7 thoughts on “On the bikini facebook photos controversy of 5 STC Cebu High school students”

  1. I’m sorry. Yes your blog is lovely. but what the students did was way beyond what you know they did and what the media is portraying. Sr. Pupe would never act unreasonable unless what the students did was very immoral. The media and all the news you’ve heard are only half the truth. Not even half, it’s only one fourth of what really happened. but yes I agree with you about what STC is about because I grew up their and learned from an early age what is right and what is wrong. So please stop posting online as if you know everything. Inadequate information is dangerous. It makes ignorant on what the truth is. Ma papahiya ka lng. I know what the issue is because I have relatives in the school and at the moment the school is experiencing a very hard time. So please, if you are a true theresian you would know they won’t fight for something without any valid reason.

    1. did you see the photos? if you haven’t then you don’t know the truth either. What you know is hearsay. Just as the nuns did. They did not discover these photos. Someone else did. Just like you, you only know from what others told you..now that is dangerous. I did not claim anything.

      I know what I am posting. So stop lecturing me as if you know what you are talking about….unless you saw the photos yourself.

    2. With respect, you have no idea what the students did or not do. Even if the nuns themselves told you it still does not mean it is true. If the girls really did something terrible they would not be making such a public fuss over the way they were treated. Just because some narrow minded nun thinks a bikini is ‘underwear’ does not make it so.

  2. Thanks for this post. I am from STC Cebu and UP Diliman, too. I am also a lawyer and a human rights advocate. I came upon your blog when I was surfing the net looking for a copy of the student handbook. Like you, I suspect that there must have been some rights violation in this case, particularly on due process. This case would make a good test case since this could set a precedent later…for example, can an employer fire a person who uploaded questionable photos on facebook of a private gathering?
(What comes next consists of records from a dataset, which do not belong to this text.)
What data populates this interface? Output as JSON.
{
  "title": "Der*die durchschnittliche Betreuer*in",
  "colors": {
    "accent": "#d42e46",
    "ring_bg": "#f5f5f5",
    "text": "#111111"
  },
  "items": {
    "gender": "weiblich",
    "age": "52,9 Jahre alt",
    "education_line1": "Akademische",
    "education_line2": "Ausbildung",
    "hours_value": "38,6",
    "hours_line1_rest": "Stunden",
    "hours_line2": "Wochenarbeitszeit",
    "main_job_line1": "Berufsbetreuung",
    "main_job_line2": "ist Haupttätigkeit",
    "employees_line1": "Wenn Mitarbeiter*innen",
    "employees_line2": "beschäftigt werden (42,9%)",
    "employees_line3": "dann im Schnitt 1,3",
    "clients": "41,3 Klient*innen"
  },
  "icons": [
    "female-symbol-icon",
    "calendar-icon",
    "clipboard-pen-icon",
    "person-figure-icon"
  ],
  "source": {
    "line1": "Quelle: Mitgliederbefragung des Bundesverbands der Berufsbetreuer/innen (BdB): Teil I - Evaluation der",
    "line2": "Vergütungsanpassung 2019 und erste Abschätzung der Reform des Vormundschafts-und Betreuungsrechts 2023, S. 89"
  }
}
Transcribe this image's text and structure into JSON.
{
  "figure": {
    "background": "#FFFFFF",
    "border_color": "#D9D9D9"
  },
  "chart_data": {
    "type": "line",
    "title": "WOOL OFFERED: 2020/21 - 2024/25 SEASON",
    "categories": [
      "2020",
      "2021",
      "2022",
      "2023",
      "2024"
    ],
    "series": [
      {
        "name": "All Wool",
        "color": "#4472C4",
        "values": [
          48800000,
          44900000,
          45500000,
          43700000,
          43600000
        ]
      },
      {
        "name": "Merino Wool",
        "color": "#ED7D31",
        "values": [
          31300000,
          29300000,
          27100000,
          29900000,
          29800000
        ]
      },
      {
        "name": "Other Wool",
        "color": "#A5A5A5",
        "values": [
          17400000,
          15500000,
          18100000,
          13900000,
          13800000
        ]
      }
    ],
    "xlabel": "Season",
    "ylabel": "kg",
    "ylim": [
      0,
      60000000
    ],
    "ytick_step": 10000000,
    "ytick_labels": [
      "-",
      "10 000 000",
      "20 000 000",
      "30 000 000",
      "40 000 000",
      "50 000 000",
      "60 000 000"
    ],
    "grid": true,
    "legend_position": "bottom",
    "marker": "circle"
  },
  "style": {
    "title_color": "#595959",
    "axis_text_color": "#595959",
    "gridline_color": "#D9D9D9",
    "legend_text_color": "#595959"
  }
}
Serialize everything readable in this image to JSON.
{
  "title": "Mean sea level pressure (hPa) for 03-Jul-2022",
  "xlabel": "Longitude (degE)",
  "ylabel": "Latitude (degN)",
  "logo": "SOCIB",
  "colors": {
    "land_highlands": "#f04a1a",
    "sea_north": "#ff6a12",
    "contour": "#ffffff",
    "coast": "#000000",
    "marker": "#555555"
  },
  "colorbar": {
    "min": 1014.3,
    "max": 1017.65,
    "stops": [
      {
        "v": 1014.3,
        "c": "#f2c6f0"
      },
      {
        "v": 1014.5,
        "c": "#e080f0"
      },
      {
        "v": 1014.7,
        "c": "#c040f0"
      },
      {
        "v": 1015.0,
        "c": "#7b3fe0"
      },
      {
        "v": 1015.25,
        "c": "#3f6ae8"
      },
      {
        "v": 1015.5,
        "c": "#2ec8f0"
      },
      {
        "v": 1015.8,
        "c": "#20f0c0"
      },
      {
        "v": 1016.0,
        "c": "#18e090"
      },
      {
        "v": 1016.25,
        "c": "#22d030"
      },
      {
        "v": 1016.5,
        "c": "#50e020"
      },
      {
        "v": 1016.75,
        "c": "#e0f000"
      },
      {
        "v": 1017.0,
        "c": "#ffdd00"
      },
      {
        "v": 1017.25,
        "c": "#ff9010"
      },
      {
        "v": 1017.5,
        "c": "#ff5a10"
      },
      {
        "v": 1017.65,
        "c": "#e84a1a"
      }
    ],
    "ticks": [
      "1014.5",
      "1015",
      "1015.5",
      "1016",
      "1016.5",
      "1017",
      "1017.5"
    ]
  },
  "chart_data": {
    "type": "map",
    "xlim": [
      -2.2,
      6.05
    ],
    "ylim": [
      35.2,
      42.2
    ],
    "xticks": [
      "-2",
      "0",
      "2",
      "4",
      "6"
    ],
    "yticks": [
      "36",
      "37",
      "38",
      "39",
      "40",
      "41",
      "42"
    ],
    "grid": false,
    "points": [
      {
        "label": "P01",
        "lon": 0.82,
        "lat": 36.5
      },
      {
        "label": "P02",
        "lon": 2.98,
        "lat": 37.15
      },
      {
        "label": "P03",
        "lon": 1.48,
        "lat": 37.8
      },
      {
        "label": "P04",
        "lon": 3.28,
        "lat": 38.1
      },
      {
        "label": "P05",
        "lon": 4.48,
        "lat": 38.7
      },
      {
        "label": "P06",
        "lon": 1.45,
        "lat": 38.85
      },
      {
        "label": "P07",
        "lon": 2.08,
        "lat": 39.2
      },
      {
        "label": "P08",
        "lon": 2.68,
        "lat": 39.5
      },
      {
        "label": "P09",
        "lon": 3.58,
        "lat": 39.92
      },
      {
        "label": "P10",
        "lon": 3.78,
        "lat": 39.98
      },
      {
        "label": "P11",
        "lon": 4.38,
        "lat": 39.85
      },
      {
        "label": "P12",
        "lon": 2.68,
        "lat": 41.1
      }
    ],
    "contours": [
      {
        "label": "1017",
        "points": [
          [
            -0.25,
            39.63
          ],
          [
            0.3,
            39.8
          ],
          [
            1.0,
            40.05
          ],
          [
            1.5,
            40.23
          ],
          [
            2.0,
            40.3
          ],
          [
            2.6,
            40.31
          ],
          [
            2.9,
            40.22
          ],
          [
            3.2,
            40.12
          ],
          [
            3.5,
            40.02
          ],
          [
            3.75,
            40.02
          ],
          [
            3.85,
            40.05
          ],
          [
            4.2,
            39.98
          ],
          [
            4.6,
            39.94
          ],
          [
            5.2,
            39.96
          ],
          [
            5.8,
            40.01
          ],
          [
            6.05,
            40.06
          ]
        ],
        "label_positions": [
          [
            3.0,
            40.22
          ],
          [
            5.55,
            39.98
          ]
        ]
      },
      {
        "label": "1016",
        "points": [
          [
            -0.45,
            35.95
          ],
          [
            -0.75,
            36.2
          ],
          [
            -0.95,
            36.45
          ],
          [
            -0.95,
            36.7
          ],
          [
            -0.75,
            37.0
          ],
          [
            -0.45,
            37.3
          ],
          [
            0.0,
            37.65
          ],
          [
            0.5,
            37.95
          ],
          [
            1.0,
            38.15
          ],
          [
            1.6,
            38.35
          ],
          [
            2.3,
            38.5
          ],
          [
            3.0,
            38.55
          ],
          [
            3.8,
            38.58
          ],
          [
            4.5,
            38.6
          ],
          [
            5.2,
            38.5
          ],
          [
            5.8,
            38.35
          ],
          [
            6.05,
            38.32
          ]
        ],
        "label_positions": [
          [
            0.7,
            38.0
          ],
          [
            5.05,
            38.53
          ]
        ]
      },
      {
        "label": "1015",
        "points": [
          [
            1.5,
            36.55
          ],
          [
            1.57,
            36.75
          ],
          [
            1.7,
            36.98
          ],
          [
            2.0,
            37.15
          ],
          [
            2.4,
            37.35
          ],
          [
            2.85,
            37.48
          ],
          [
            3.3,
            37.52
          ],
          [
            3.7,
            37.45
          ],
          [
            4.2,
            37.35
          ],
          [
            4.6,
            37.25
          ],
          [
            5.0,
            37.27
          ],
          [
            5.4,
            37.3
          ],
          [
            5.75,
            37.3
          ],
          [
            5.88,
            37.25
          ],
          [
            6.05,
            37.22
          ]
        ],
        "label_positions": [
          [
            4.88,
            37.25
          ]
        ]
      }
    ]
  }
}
  3. The sanction is HUMANE & commensurates to the error the girls did. It’s NOT INHUMAN not to allow them to (Graduation) March . The 2-HOUR RITE in w/c they are barred from attending actually SPARED THEM FROM MORE SHAME by not letting others see their REAL faces coz once this happens, their nightmare begins. It becomes INHUMAN when & if the school FAILED THEM EVEN IF they passed all the subject areas. No doubt they can still get their diplomas but the certicate of conduct will for sure reflect their wrong doings–and this is the REAL SHOCK OF THEIR LIVES..This is a problem with TOO MANY. It has become a casual thing to CONSCIOUSLY disobey rules. The school is a miniature community -a training ground for the country’s stakeholders. I can only imagine the kind of society we have IN THE OF****–one where the too much show of skin is good, parents consenting to teens smoking & drinking; or permitting their daughters to sit on boys’ lap in public places; where affixing one’ s signature in the School Manual as a proof of one’s promise to abide by the laws is just a gesture of MERE SIGNING…Our culture as demure FILIPINAS is dying,with morality swiftly eroding. There would have been no “so much stirs” on this issue hadn’t the parents of these girls not approach the MEDIA; tantamount to consenting to these IMMORAL ACTS. THUMBS DOWN to the parents and the JUDGE; the resort management or the seller of the cigarette and the liquor should be the one sued for selling this “ILLEGAL DRUGS” to MINORS. VERY SIMPLE ! ! !

    1. How the students acted on those photos, which were taken during family gatherings and were uploaded online within ‘close friends’ visibility, falls on to the very structure of parenting which is definitely out of the school’s jurisdiction. These nuns, who are caged from society, are not the best people to objectively define what is “lewd.” The institution’s territory, as per DepEd’s regulation, would be within school premises up to official authorized activities. Furthermore, any regulations or modifications by the school which are deemed beyond DepEd’s are invalid.

      When God forgives, Catholic schools don’t.